With the help of Training Peaks, an online training service, Todd has tailored a daily workout plan that lets her tackle an assortment of triathlons. Here is her typical weekly regimen:

MONDAY: Todd is up at 4:30 a.m. to grab a cup of coffee and head to a spare bedroom where she has hooked up a windtrainer cycle to a computrainer, a computer fitted with software that simulates outdoor courses. Today, Todd selects a hilly program and bikes for 90 minutes. Much of Todd's training takes place on the bike, because that portion of each triathlon is her toughest event. Hills are her greatest challenge, "because I'm tiny," says Todd. By 6:15, she's off the bike, whipping up a smoothie before heading to the shower and work.

TUESDAY: Todd starts the day at 4:45 a.m. with an hour of yoga, popping in a DVD of "Rodney Yee: Yoga Conditioning for Athletes." She performs yoga to maintain flexibility. After work, she changes into her running gear to practice hill strides. Because there are virtually no hills in the town of Celebration, Todd runs to a bridge overpass and sprints up the steepest part of the structure and then walks back down. She does the routine eight times and jogs home. The 30-minute workout is three miles from start to finish.

WEDNESDAY: When she turned 45, Todd started taking Wednesdays off from training. "It used to be I could work out seven days a week, but as I've gotten older, I've needed a day off so I can relax a little bit and let my legs recover," Todd says.

THURSDAY: This is a combination day, or a brick workout. Todd gets on the windtrainer around 4:30 a.m. for an hour of hills and then puts on her running shoes for a 30-minute run. On the run, she starts out slow and then works up to a medium pace. "The object of the brick is just to get your body used to biking and then running because that's the toughest transition (in triathlons)." That evening, Todd does her weekly strength-training workout at home, where she has a bench, dumbbells, free weights and a ball. Her goal is simply to maintain the strength she has, not body build. Using weights that range from eight to 25 pounds, Todd focuses on her upper and lower body, doing three sets of 10 repetitions each of bench presses, shoulder presses, bent-over rows, triceps presses, leg extensions and leg curls. Then, she turns her attention to her core, doing two sets of 15 repetitions of a variety of crunches and other abdominal exercises. Todd finishes by holding in a plank position on the ball for 60 seconds.

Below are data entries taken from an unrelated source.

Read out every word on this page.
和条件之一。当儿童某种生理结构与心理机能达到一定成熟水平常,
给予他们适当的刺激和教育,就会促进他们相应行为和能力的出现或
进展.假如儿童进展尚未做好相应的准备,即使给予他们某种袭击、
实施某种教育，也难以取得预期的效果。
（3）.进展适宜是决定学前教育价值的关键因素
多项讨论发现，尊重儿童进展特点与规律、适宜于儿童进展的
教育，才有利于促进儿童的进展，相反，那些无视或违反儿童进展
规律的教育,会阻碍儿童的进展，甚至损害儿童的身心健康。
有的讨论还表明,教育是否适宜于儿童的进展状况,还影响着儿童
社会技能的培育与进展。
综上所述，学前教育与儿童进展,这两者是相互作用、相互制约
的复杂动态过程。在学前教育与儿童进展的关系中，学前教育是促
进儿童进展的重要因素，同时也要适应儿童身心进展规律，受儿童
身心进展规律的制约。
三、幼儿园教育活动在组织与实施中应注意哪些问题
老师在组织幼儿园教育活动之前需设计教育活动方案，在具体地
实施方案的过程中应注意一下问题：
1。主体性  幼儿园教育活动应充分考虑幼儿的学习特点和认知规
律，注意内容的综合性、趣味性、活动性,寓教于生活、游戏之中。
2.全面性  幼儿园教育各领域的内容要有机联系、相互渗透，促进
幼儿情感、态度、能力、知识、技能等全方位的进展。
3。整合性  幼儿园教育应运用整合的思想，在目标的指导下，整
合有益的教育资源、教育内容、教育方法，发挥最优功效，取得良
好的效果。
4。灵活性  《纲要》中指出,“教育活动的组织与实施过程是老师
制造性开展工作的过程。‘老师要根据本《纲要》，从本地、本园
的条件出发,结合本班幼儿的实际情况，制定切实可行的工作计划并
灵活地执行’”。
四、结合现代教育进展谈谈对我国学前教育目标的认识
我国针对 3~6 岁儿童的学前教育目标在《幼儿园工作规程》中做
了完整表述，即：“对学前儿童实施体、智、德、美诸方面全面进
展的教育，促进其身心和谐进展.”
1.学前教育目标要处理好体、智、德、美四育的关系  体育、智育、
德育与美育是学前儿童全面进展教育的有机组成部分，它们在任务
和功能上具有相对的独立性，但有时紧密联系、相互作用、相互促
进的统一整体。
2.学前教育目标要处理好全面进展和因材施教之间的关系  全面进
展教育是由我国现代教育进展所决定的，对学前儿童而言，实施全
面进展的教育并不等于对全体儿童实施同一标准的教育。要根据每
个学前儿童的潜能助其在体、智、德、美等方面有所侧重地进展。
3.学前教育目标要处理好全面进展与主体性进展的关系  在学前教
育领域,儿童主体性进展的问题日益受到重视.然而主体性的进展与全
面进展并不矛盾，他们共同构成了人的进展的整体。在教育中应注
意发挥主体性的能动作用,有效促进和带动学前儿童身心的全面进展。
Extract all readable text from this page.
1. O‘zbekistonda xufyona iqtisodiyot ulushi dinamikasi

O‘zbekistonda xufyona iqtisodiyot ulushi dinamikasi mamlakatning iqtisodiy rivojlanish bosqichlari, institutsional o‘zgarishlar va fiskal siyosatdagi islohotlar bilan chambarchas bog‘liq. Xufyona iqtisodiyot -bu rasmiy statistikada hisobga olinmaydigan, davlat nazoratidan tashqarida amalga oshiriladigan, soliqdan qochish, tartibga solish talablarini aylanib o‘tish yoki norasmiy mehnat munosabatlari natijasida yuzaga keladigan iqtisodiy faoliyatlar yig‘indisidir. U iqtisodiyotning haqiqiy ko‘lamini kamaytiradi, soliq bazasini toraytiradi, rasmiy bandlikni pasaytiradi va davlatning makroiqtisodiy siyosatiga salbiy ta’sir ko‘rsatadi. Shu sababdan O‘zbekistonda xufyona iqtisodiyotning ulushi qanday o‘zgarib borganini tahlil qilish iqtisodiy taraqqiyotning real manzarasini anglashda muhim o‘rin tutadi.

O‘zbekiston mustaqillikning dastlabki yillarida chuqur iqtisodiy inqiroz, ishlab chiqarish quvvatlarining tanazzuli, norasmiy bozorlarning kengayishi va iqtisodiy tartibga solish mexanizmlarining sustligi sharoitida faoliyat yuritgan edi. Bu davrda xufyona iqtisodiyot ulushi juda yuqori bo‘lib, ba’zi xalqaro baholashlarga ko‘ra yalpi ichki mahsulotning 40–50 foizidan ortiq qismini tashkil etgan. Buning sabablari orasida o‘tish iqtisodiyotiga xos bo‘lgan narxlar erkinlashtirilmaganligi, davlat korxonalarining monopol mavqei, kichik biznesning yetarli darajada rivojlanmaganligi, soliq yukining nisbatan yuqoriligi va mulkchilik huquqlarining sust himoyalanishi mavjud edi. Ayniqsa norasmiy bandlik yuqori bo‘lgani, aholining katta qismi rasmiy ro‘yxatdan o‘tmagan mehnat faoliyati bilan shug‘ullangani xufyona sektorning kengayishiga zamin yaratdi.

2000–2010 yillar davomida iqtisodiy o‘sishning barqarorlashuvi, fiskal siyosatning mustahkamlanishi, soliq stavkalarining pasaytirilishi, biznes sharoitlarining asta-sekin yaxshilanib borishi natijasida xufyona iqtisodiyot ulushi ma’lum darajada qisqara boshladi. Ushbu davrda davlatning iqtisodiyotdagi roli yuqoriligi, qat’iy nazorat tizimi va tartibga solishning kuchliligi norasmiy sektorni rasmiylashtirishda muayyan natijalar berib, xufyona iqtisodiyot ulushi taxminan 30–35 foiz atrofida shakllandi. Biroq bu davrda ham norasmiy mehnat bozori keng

FRIDAY: Rising early as usual, Todd programs the windtrainer for a 60-minute easy ride -- mostly flat with just a few hills. She keeps the workout light to "aim for the weekend."

SATURDAY: Todd meets with some training partners at an Olympic-sized pool for an hour and 15 minutes of swimming, which is Todd's best triathlon event. She swims a total of 2,800 meters, including warm-up and cool down periods. Then, the group goes out for an hour-long run through the neighborhood, doing tempo intervals. Todd runs at her nine-minute mile race pace for six minutes and then slows down and recovers for three minutes. She does four intervals and walks the rest of the way home.

SUNDAY: Todd heads to the pool again this morning. She swims a total of 3,100 meters, doing pyramid intervals -- 100 meters, 200 meters, 300 meters, 400 meters, 500 meters, 400 meters, 300 meters, 200 meters, and 100 meters -- to work on speed and endurance. Afterward, Todd and her training partners take a 32-mile bike ride.